BiSwift: Bandwidth Orchestrator for Multi-Stream Video Analytics on Edge
Lin Sun, Weijun Wang, Tingting Yuan, Liang Mi, Haipeng Dai, Yunxin Liu, Xiaoming Fu
TL;DR
BiSwift tackles bandwidth-limited edge deployment for real-time multi-stream video analytics by introducing a bi-level framework that couples a novel adaptive hybrid codec with a global bandwidth controller. It uses a DRL-driven frame classifier to select informative anchors and a BLO-based bandwidth manager to allocate resources fairly across streams.
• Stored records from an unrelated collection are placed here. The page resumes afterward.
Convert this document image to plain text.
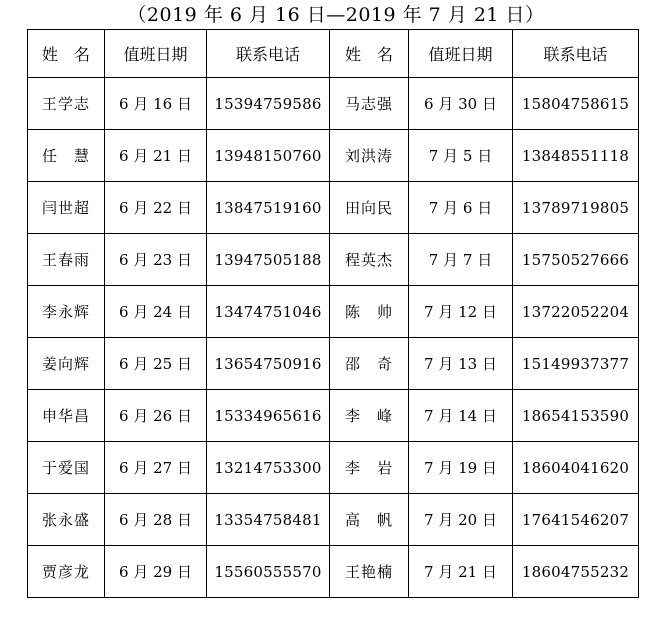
（2019 年 6 月 16 日—2019 年 7 月 21 日）
姓　名	值班日期	联系电话	姓　名	值班日期	联系电话
王学志	6 月 16 日	15394759586	马志强	6 月 30 日	15804758615
任　慧	6 月 21 日	13948150760	刘洪涛	7 月 5 日	13848551118
闫世超	6 月 22 日	13847519160	田向民	7 月 6 日	13789719805
王春雨	6 月 23 日	13947505188	程英杰	7 月 7 日	15750527666
李永辉	6 月 24 日	13474751046	陈　帅	7 月 12 日	13722052204
姜向辉	6 月 25 日	13654750916	邵　奇	7 月 13 日	15149937377
申华昌	6 月 26 日	15334965616	李　峰	7 月 14 日	18654153590
于爱国	6 月 27 日	13214753300	李　岩	7 月 19 日	18604041620
张永盛	6 月 28 日	13354758481	高　帆	7 月 20 日	17641546207
贾彦龙	6 月 29 日	15560555570	王艳楠	7 月 21 日	18604755232
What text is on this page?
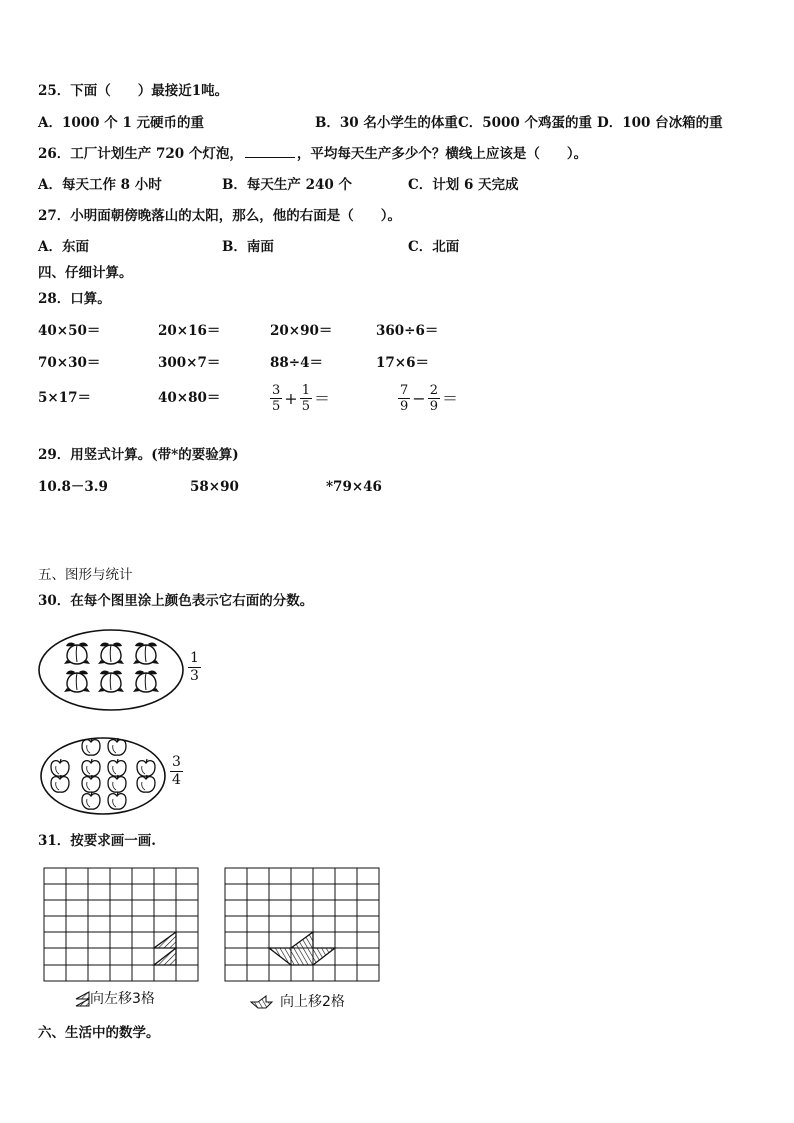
25．下面（　　）最接近1吨。
A．1000 个 1 元硬币的重	B．30 名小学生的体重 C．5000 个鸡蛋的重 D．100 台冰箱的重
26．工厂计划生产 720 个灯泡，	，平均每天生产多少个？横线上应该是（　　）。
A．每天工作 8 小时	B．每天生产 240 个	C．计划 6 天完成
27．小明面朝傍晚落山的太阳，那么，他的右面是（　　）。
A．东面	B．南面	C．北面
四、仔细计算。
28．口算。
40×50＝	20×16＝	20×90＝	360÷6＝
70×30＝	300×7＝	88÷4＝	17×6＝
5×17＝	40×80＝	$\frac{3}{5} + \frac{1}{5}$ ＝	$\frac{7}{9} - \frac{2}{9}$ ＝
29．用竖式计算。(带*的要验算)
10.8－3.9	58×90	*79×46
五、图形与统计
30．在每个图里涂上颜色表示它右面的分数。
$\frac{1}{3}$
$\frac{3}{4}$
31．按要求画一画.
向左移3格	向上移2格
六、生活中的数学。
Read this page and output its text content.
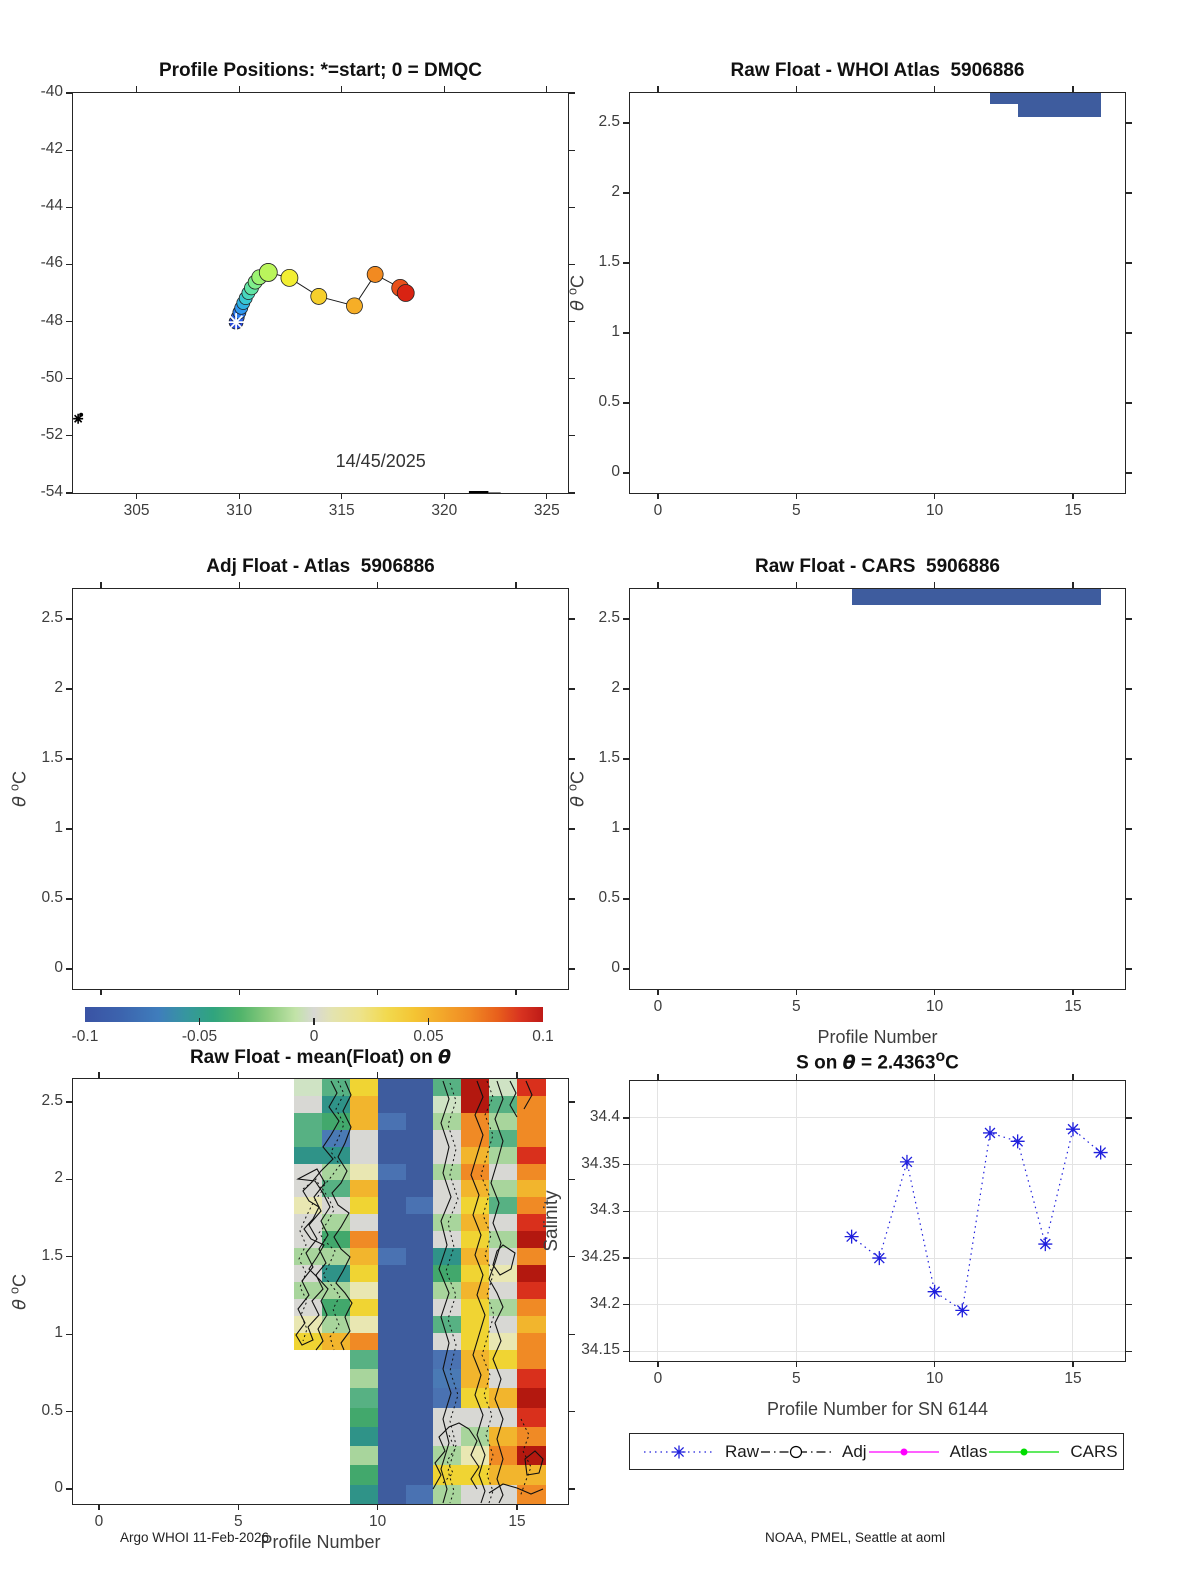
Profile Positions: *=start; 0 = DMQC
14/45/2025
305	310	315	320	325
-54
-52
-50
-48
-46
-44
-42
-40
Raw Float - WHOI Atlas  5906886
θ $^o$C
0	5	10	15
0
0.5
1
1.5
2
2.5
Adj Float - Atlas  5906886
θ $^o$C
0
0.5
1
1.5
2
2.5
Raw Float - CARS  5906886
θ $^o$C
Profile Number
0	5	10	15
0
0.5
1
1.5
2
2.5
-0.1	-0.05	0	0.05	0.1
Raw Float - mean(Float) on θ
θ $^o$C
Profile Number
0	5	10	15
0
0.5
1
1.5
2
2.5
S on $\theta = 2.4363^oC$
Salinity
Profile Number for SN 6144
0	5	10	15
34.15
34.2
34.25
34.3
34.35
34.4
Raw	Adj	Atlas	CARS
Argo WHOI 11-Feb-2026	NOAA, PMEL, Seattle at aoml
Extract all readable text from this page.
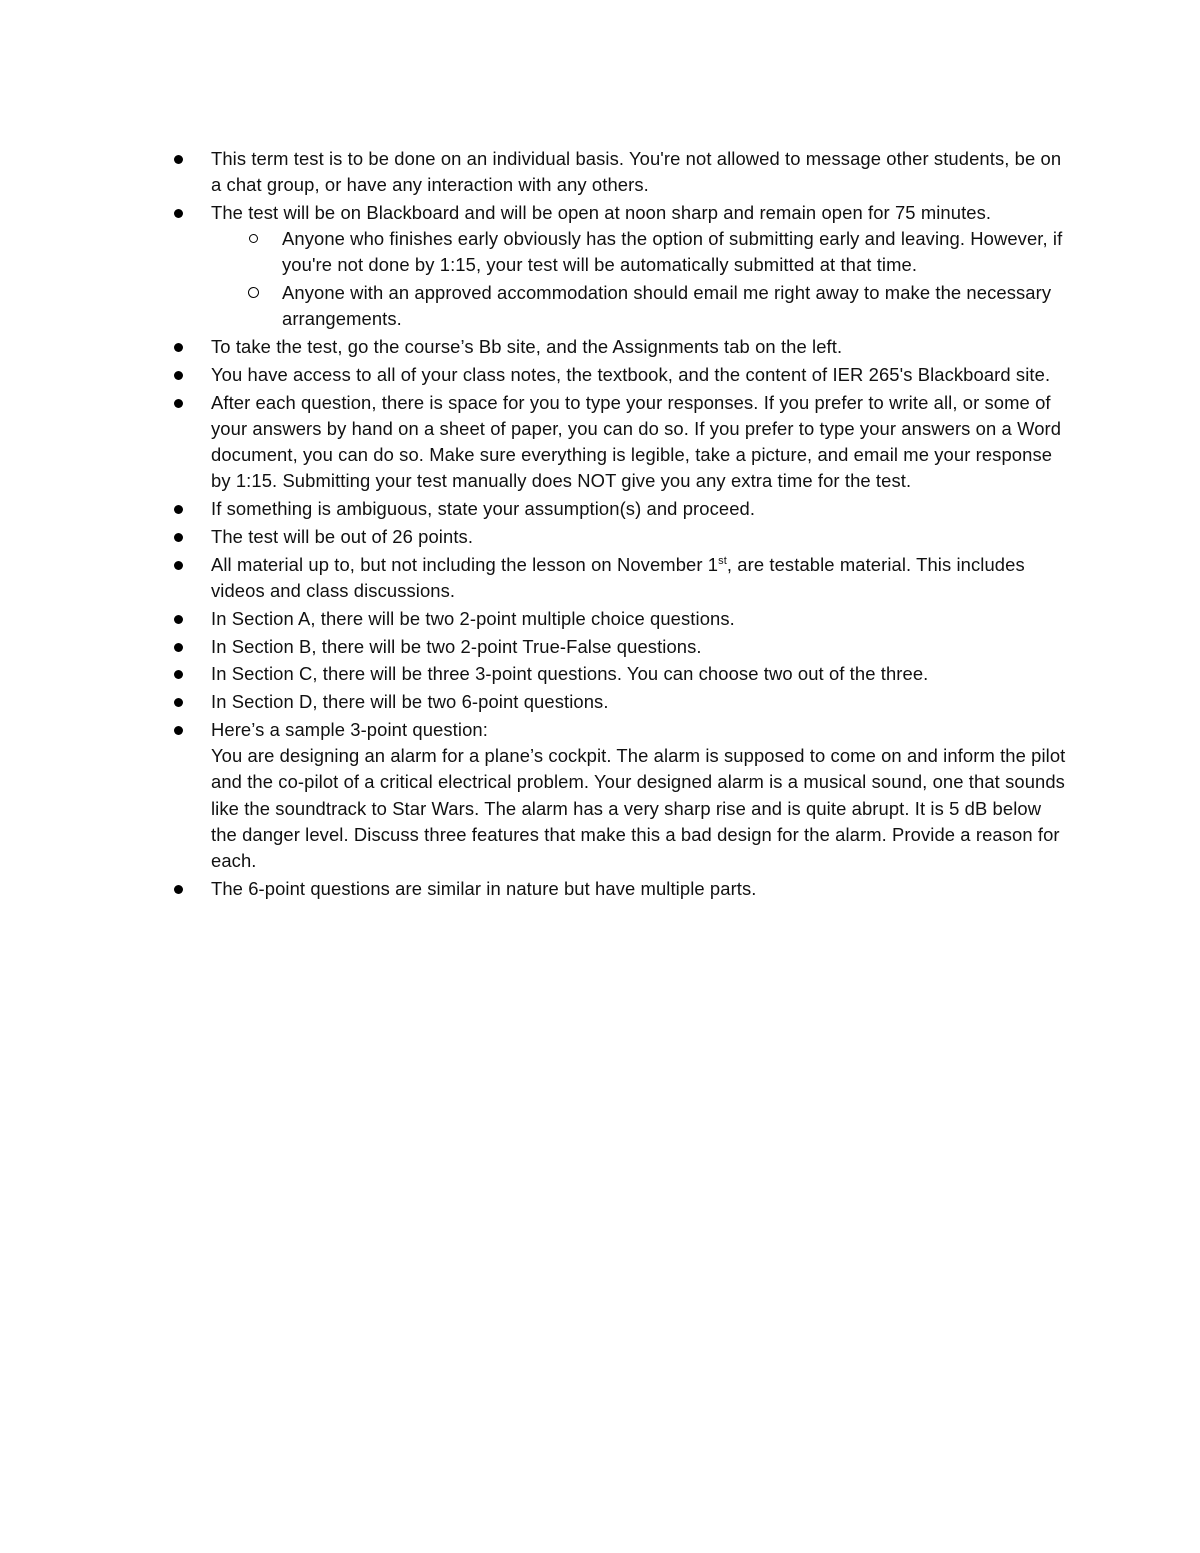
This term test is to be done on an individual basis. You're not allowed to message other students, be on a chat group, or have any interaction with any others.
The test will be on Blackboard and will be open at noon sharp and remain open for 75 minutes.
Anyone who finishes early obviously has the option of submitting early and leaving. However, if you're not done by 1:15, your test will be automatically submitted at that time.
Anyone with an approved accommodation should email me right away to make the necessary arrangements.
To take the test, go the course’s Bb site, and the Assignments tab on the left.
You have access to all of your class notes, the textbook, and the content of IER 265's Blackboard site.
After each question, there is space for you to type your responses. If you prefer to write all, or some of your answers by hand on a sheet of paper, you can do so. If you prefer to type your answers on a Word document, you can do so. Make sure everything is legible, take a picture, and email me your response by 1:15. Submitting your test manually does NOT give you any extra time for the test.
If something is ambiguous, state your assumption(s) and proceed.
The test will be out of 26 points.
All material up to, but not including the lesson on November 1st, are testable material. This includes videos and class discussions.
In Section A, there will be two 2-point multiple choice questions.
In Section B, there will be two 2-point True-False questions.
In Section C, there will be three 3-point questions. You can choose two out of the three.
In Section D, there will be two 6-point questions.
Here’s a sample 3-point question:
You are designing an alarm for a plane’s cockpit. The alarm is supposed to come on and inform the pilot and the co-pilot of a critical electrical problem. Your designed alarm is a musical sound, one that sounds like the soundtrack to Star Wars. The alarm has a very sharp rise and is quite abrupt. It is 5 dB below the danger level. Discuss three features that make this a bad design for the alarm. Provide a reason for each.
The 6-point questions are similar in nature but have multiple parts.
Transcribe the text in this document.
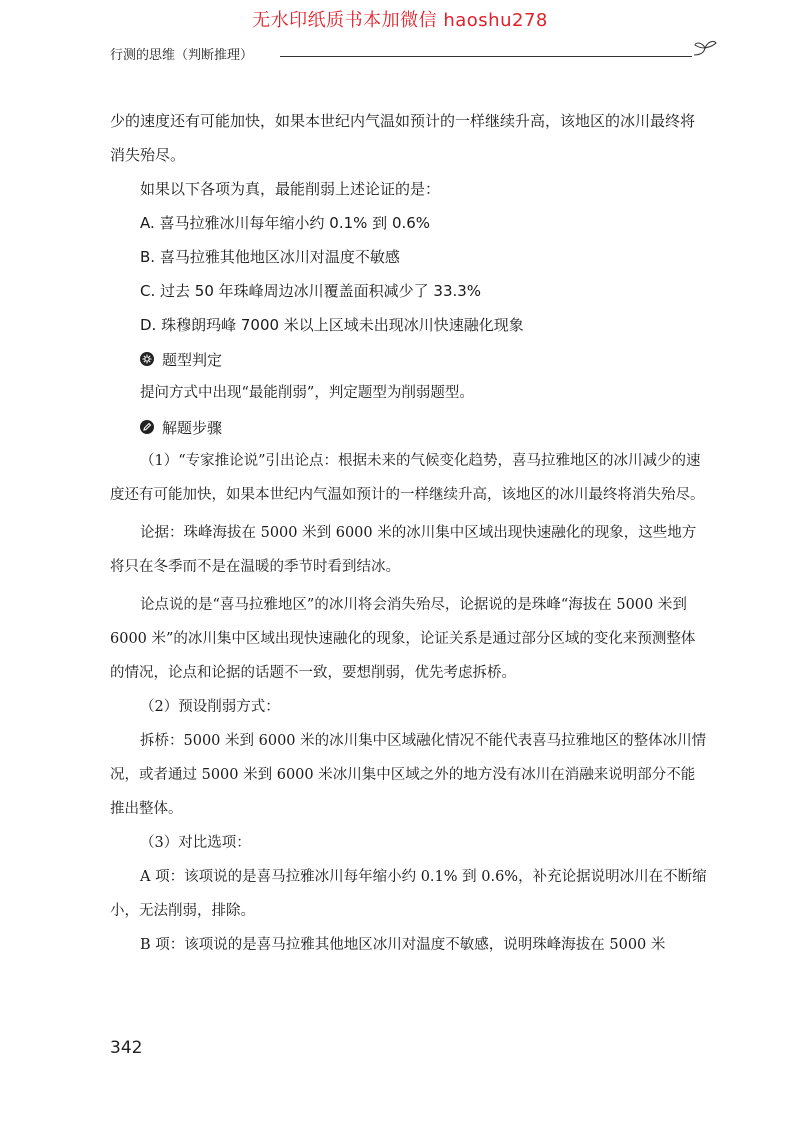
无水印纸质书本加微信 haoshu278
行测的思维（判断推理）

少的速度还有可能加快，如果本世纪内气温如预计的一样继续升高，该地区的冰川最终将消失殆尽。

如果以下各项为真，最能削弱上述论证的是：

A. 喜马拉雅冰川每年缩小约 0.1% 到 0.6%

B. 喜马拉雅其他地区冰川对温度不敏感

C. 过去 50 年珠峰周边冰川覆盖面积减少了 33.3%

D. 珠穆朗玛峰 7000 米以上区域未出现冰川快速融化现象

题型判定

提问方式中出现“最能削弱”，判定题型为削弱题型。

解题步骤

（1）“专家推论说”引出论点：根据未来的气候变化趋势，喜马拉雅地区的冰川减少的速度还有可能加快，如果本世纪内气温如预计的一样继续升高，该地区的冰川最终将消失殆尽。

论据：珠峰海拔在 5000 米到 6000 米的冰川集中区域出现快速融化的现象，这些地方将只在冬季而不是在温暖的季节时看到结冰。

论点说的是“喜马拉雅地区”的冰川将会消失殆尽，论据说的是珠峰“海拔在 5000 米到 6000 米”的冰川集中区域出现快速融化的现象，论证关系是通过部分区域的变化来预测整体的情况，论点和论据的话题不一致，要想削弱，优先考虑拆桥。

（2）预设削弱方式：

拆桥：5000 米到 6000 米的冰川集中区域融化情况不能代表喜马拉雅地区的整体冰川情况，或者通过 5000 米到 6000 米冰川集中区域之外的地方没有冰川在消融来说明部分不能推出整体。

（3）对比选项：

A 项：该项说的是喜马拉雅冰川每年缩小约 0.1% 到 0.6%，补充论据说明冰川在不断缩小，无法削弱，排除。

B 项：该项说的是喜马拉雅其他地区冰川对温度不敏感，说明珠峰海拔在 5000 米

342
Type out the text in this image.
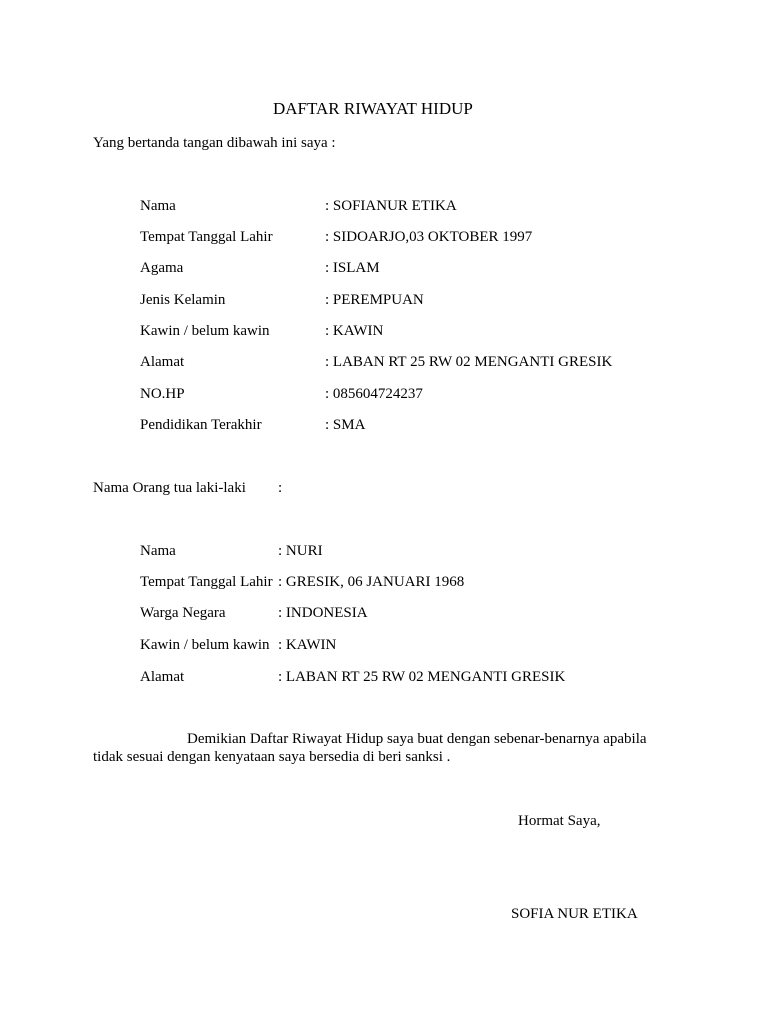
DAFTAR RIWAYAT HIDUP
Yang bertanda tangan dibawah ini saya :
Nama	: SOFIANUR ETIKA
Tempat Tanggal Lahir	: SIDOARJO,03 OKTOBER 1997
Agama	: ISLAM
Jenis Kelamin	: PEREMPUAN
Kawin / belum kawin	: KAWIN
Alamat	: LABAN RT 25 RW 02 MENGANTI GRESIK
NO.HP	: 085604724237
Pendidikan Terakhir	: SMA
Nama Orang tua laki-laki :
Nama	: NURI
Tempat Tanggal Lahir : GRESIK, 06 JANUARI 1968
Warga Negara	: INDONESIA
Kawin / belum kawin : KAWIN
Alamat	: LABAN RT 25 RW 02 MENGANTI GRESIK
Demikian Daftar Riwayat Hidup saya buat dengan sebenar-benarnya apabila
tidak sesuai dengan kenyataan saya bersedia di beri sanksi .
Hormat Saya,
SOFIA NUR ETIKA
The approach enables real-time object detection on up to 9 streams on an RTX 3070, achieving 10–21% accuracy improvements and 1.2–9× throughput gains over prior VAPs, with a 19% accuracy boost over pure codec baselines. The work demonstrates scalable, analytics-aware edge analytics with practical impact on surveillance and traffic-monitoring deployments.
Abstract
High-definition (HD) cameras for surveillance and road traffic have experienced tremendous growth, demanding intensive computation resources for real-time analytics. Recently, offloading frames from the front-end device to the back-end edge server has shown great promise. In multi-stream competitive environments, efficient bandwidth management and proper scheduling are crucial to ensure both high inference accuracy and high throughput. To achieve this goal, we propose BiSwift, a bi-level framework that scales the concurrent real-time video analytics by a novel adaptive hybrid codec integrated with multi-level pipelines, and a global bandwidth controller for multiple video streams. The lower-level front-back-end collaborative mechanism (called adaptive hybrid codec) locally optimizes the accuracy and accelerates end-to-end video analytics for a single stream. The upper-level scheduler aims to accuracy fairness among multiple streams via the global bandwidth controller. The evaluation of BiSwift shows that BiSwift is able to real-time object detection on 9 streams with an edge device only equipped with an NVIDIA RTX3070 (8G) GPU. BiSwift improves 10%$\sim$21% accuracy and presents 1.2$\sim$9$\times$ throughput compared with the state-of-the-art video analytics pipelines.